L’influence française en Afrique est en chute libre comme le montre la demande faite tout récemment à Paris par le Burkina Faso de retirer ses troupes.
En allusion, le ministère russe des A.E. indique que le contenu du futur média en ligne sera à « double usage », car il « visera non pas tant à transmettre aux Africains la vision française des problèmes mondiaux et régionaux » qu’à « discréditer la Russie, qui a historiquement entretenu des relations amicales avec de nombreux États du continent ».
« Paris croit-il vraiment que diffuser ses propres vidéos sur les réseaux sociaux permettra de corriger l’image coloniale et néocoloniale de la France en Afrique ? », a ironisé la diplomatie russe.

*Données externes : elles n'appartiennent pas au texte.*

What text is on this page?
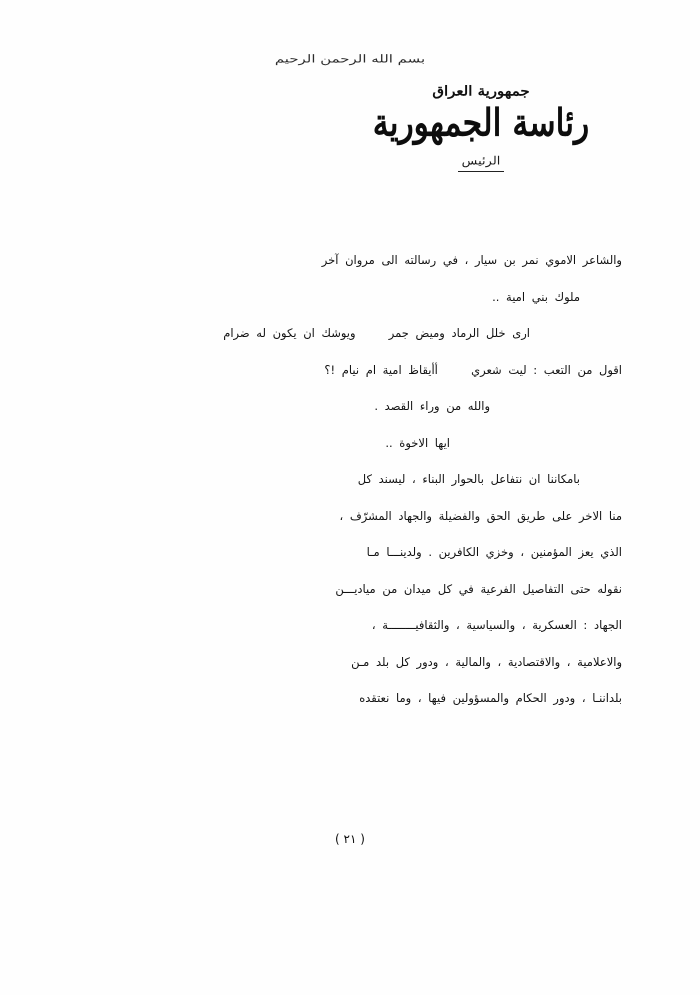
بسم الله الرحمن الرحيم
جمهورية العراق
رئاسة الجمهورية
الرئيس
والشاعر الاموي نمر بن سيار ، في رسالته الى مروان آخر
ملوك بني امية ..
ارى خلل الرماد ومیض جمر     ويوشك ان يكون له ضرام
اقول من التعب : ليت شعري     أأيقاظ امية ام نيام !؟
والله من وراء القصد .
ايها الاخوة ..
بامكاننا ان نتفاعل بالحوار البناء ، ليسند كل
منا الاخر على طريق الحق والفضيلة والجهاد المشرّف ،
الذي يعز المؤمنين ، وخزي الكافرين . ولدينـــا مـا
نقوله حتى التفاصيل الفرعية في كل ميدان من ميادیـــن
الجهاد : العسكرية ، والسياسية ، والثقافيــــــــة ،
والاعلامية ، والاقتصادية ، والمالية ، ودور كل بلد مـن
بلداننـا ، ودور الحكام والمسؤولين فيها ، وما نعتقده
( ٢١ )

La diplomatie russe dénonce le double discours de Paris sur la liberté d’expression
Le ministère russe blâme aussi « l’approche sélective » de la France en matière de liberté d’expression et d’information, car selon lui, « toutes les déclarations retentissantes et [...] habituelles sur la liberté d’expression sont éphémères en France ». Il dit aussi que Paris tente « d’empêcher la diffusion de toute information différente de sa position officielle, tant à l’intérieur du pays qu’à l’étranger » et cite comme exemple flagrant, l’interdiction de diffuser faite à RT France.
Pour les responsables diplomatiques russes, les efforts de contrer l’influence des médias russes sur l’audience africaine sont « évidemment futiles », car le continent africain s’intéresse au point de vue russe et que « personne ne pourra en bloquer l’accès aux lecteurs, téléspectateurs ou auditeurs ».
Les Russes ont scellé une série de partenariats avec les pays africains dans les domaines économiques et sécuritaires et ils bénéficient désormais d’une cote de popularité qui croît de jour en jour, et ce, pour le grand malheur des Français et des Américains, ajoute RT. Selon le réseau AEGE, le projet, s’il « est présenté avant tout comme un outil de “soft power”, son utilité réelle est bien de servir de caisse de résonance pour répandre [...] le narratif français, à la fois sur le plan défensif (en répondant aux fausses informations ou accusations dont peut faire l’objet la France) mais aussi sur le plan offensif (en répandant des contenus favorables aux intérêts français ou diabolisant, par exemple, l’action des Russes ou des Chinois) ».
Paris à la recherche d’une stratégie africaine
À la recherche d’une stratégie africaine et dans le cadre d’une rivalité non dissimulée avec Moscou et Pékin, Macron avait tenté en septembre déjà de mobiliser les journalistes français en les exhortant « à mieux utiliser le réseau France Médias Monde [FMM], qui est absolument clé, qui doit être une force pour nous ». C’est alors qu’il avait reçu les foudres de France 24 et RFI qui avaient brandi leur indépendance et qui avaient annoncé qu’ils ne leur revenaient pas d’être « le porte-voix de l’Élysée », ajoute la source.
« En pleine disgrâce au Sahel », selon l’AFP, la France serait à la recherche d’une stratégie pour enrayer sa perte d’audience en Afrique.
À la fin de l’opération Barkhane en novembre 2023, le président français s’était donné 6 mois pour déterminer de nouvelles orientations pour le continent africain. Les conclusions de ces réflexions seraient attendues « dans les prochaines semaines », selon une source gouvernementale citée par l’AFP.
Plus tôt en décembre dernier, la chaîne France 24 disait que la guerre de l’information fonctionnait à plein régime entre l’Union européenne et la Russie. « Alors que l’UE a déjà interdit cinq médias publics russes dont RT et Sputnik, la présidente de la Commission, Ursula von der Leyen, a annoncé, le 7 décembre, vouloir suspendre quatre chaînes supplémentaires, accusées de nourrir “la machine de propagande russe” », écrivait alors la chaîne d'information France 24.